Metamath Proof Explorer


Theorem muldvds2

Description: If a product divides an integer, so does one of its factors. (Contributed by Paul Chapman, 21-Mar-2011)

Ref Expression
Assertion muldvds2
|- ( ( K e. ZZ /\ M e. ZZ /\ N e. ZZ ) -> ( ( K x. M ) || N -> M || N ) )

Proof

Step Hyp Ref Expression
1 zmulcl
 |-  ( ( K e. ZZ /\ M e. ZZ ) -> ( K x. M ) e. ZZ )
2 1 anim1i
 |-  ( ( ( K e. ZZ /\ M e. ZZ ) /\ N e. ZZ ) -> ( ( K x. M ) e. ZZ /\ N e. ZZ ) )
3 2 3impa
 |-  ( ( K e. ZZ /\ M e. ZZ /\ N e. ZZ ) -> ( ( K x. M ) e. ZZ /\ N e. ZZ ) )
4 3simpc
 |-  ( ( K e. ZZ /\ M e. ZZ /\ N e. ZZ ) -> ( M e. ZZ /\ N e.

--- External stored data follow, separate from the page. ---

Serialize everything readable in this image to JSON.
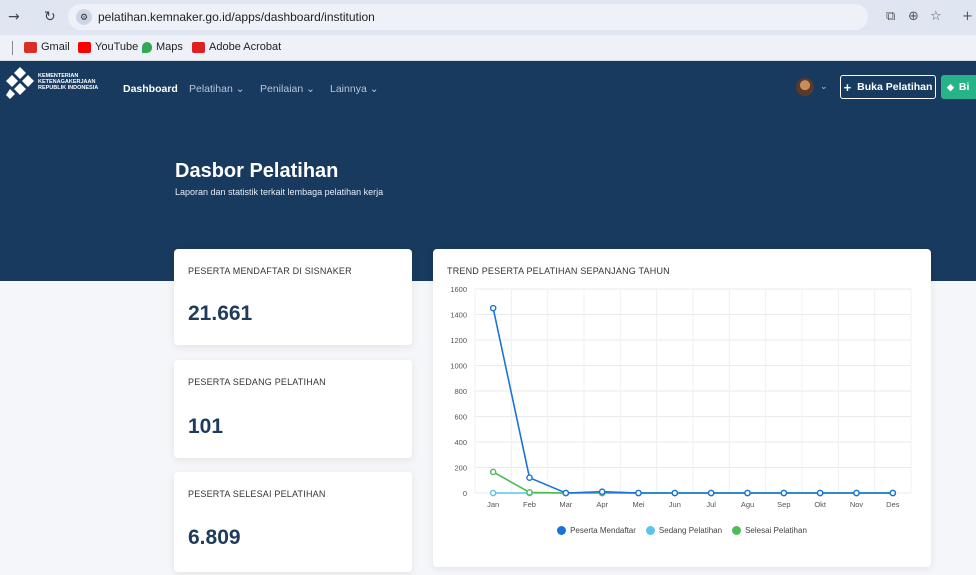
{
  "browser": {
    "url": "pelatihan.kemnaker.go.id/apps/dashboard/institution",
    "bookmarks": [
      {
        "label": "Gmail",
        "icon": "gmail-icon",
        "color": "#d93025"
      },
      {
        "label": "YouTube",
        "icon": "youtube-icon",
        "color": "#ff0000"
      },
      {
        "label": "Maps",
        "icon": "maps-icon",
        "color": "#34a853"
      },
      {
        "label": "Adobe Acrobat",
        "icon": "acrobat-icon",
        "color": "#e02020"
      }
    ]
  },
  "header": {
    "logo_lines": [
      "KEMENTERIAN",
      "KETENAGAKERJAAN",
      "REPUBLIK INDONESIA"
    ],
    "nav": [
      {
        "label": "Dashboard",
        "active": true
      },
      {
        "label": "Pelatihan",
        "has_menu": true
      },
      {
        "label": "Penilaian",
        "has_menu": true
      },
      {
        "label": "Lainnya",
        "has_menu": true
      }
    ],
    "open_training_label": "Buka Pelatihan",
    "green_button_label": "Bi"
  },
  "page": {
    "title": "Dasbor Pelatihan",
    "subtitle": "Laporan dan statistik terkait lembaga pelatihan kerja"
  },
  "stats": [
    {
      "label": "PESERTA MENDAFTAR DI SISNAKER",
      "value": "21.661"
    },
    {
      "label": "PESERTA SEDANG PELATIHAN",
      "value": "101"
    },
    {
      "label": "PESERTA SELESAI PELATIHAN",
      "value": "6.809"
    }
  ],
  "colors": {
    "header_bg": "#173a5e",
    "accent_green": "#26b38a",
    "series_daftar": "#1a73d9",
    "series_sedang": "#5bc4e8",
    "series_selesai": "#4cbb5a"
  },
  "chart_data": {
    "type": "line",
    "title": "TREND PESERTA PELATIHAN SEPANJANG TAHUN",
    "categories": [
      "Jan",
      "Feb",
      "Mar",
      "Apr",
      "Mei",
      "Jun",
      "Jul",
      "Agu",
      "Sep",
      "Okt",
      "Nov",
      "Des"
    ],
    "yticks": [
      0,
      200,
      400,
      600,
      800,
      1000,
      1200,
      1400,
      1600
    ],
    "ylim": [
      0,
      1600
    ],
    "grid": true,
    "legend_position": "bottom",
    "series": [
      {
        "name": "Peserta Mendaftar",
        "color": "#1a73d9",
        "values": [
          1450,
          120,
          0,
          10,
          0,
          0,
          0,
          0,
          0,
          0,
          0,
          0
        ]
      },
      {
        "name": "Sedang Pelatihan",
        "color": "#5bc4e8",
        "values": [
          0,
          0,
          0,
          0,
          0,
          0,
          0,
          0,
          0,
          0,
          0,
          0
        ]
      },
      {
        "name": "Selesai Pelatihan",
        "color": "#4cbb5a",
        "values": [
          165,
          5,
          0,
          0,
          0,
          0,
          0,
          0,
          0,
          0,
          0,
          0
        ]
      }
    ]
  }
}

ZZ ) )
5 zmulcl
 |-  ( ( x e. ZZ /\ K e. ZZ ) -> ( x x. K ) e. ZZ )
6 5 ancoms
 |-  ( ( K e. ZZ /\ x e. ZZ ) -> ( x x. K ) e. ZZ )
7 6 3ad2antl1
 |-  ( ( ( K e. ZZ /\ M e. ZZ /\ N e. ZZ ) /\ x e. ZZ ) -> ( x x. K ) e. ZZ )
8 zcn
 |-  ( x e. ZZ -> x e. CC )
9 zcn
 |-  ( K e. ZZ -> K e. CC )
10 zcn
 |-  ( M e. ZZ -> M e. CC )
11 mulass
 |-  ( ( x e. CC /\ K e. CC /\ M e. CC ) -> ( ( x x. K ) x. M ) = ( x x. ( K x. M ) ) )
12 8 9 10 11 syl3an
 |-  ( ( x e. ZZ /\ K e. ZZ /\ M e. ZZ ) -> ( ( x x. K ) x. M ) = ( x x. ( K x. M ) ) )
13 12 3coml
 |-  ( ( K e. ZZ /\ M e. ZZ /\ x e. ZZ ) -> ( ( x x. K ) x. M ) = ( x x. ( K x. M ) ) )
14 13 3expa
 |-  ( ( ( K e. ZZ /\ M e. ZZ ) /\ x e. ZZ ) -> ( ( x x. K ) x. M ) = ( x x. ( K x. M ) ) )
15 14 3adantl3
 |-  ( ( ( K e. ZZ /\ M e. ZZ /\ N e. ZZ ) /\ x e. ZZ ) -> ( ( x x. K ) x. M ) = ( x x. ( K x. M ) ) )
16 15 eqeq1d
 |-  ( ( ( K e. ZZ /\ M e. ZZ /\ N e. ZZ ) /\ x e. ZZ ) -> ( ( ( x x. K ) x. M ) = N <-> ( x x. ( K x. M ) ) = N ) )
17 16 biimprd
 |-  ( ( ( K e. ZZ /\ M e. ZZ /\ N e. ZZ ) /\ x e. ZZ ) -> ( ( x x. ( K x. M ) ) = N -> ( ( x x. K ) x. M ) = N ) )
18 3 4 7 17 dvds1lem
 |-  ( ( K e. ZZ /\ M e. ZZ /\ N e. ZZ ) -> ( ( K x. M ) || N -> M || N ) )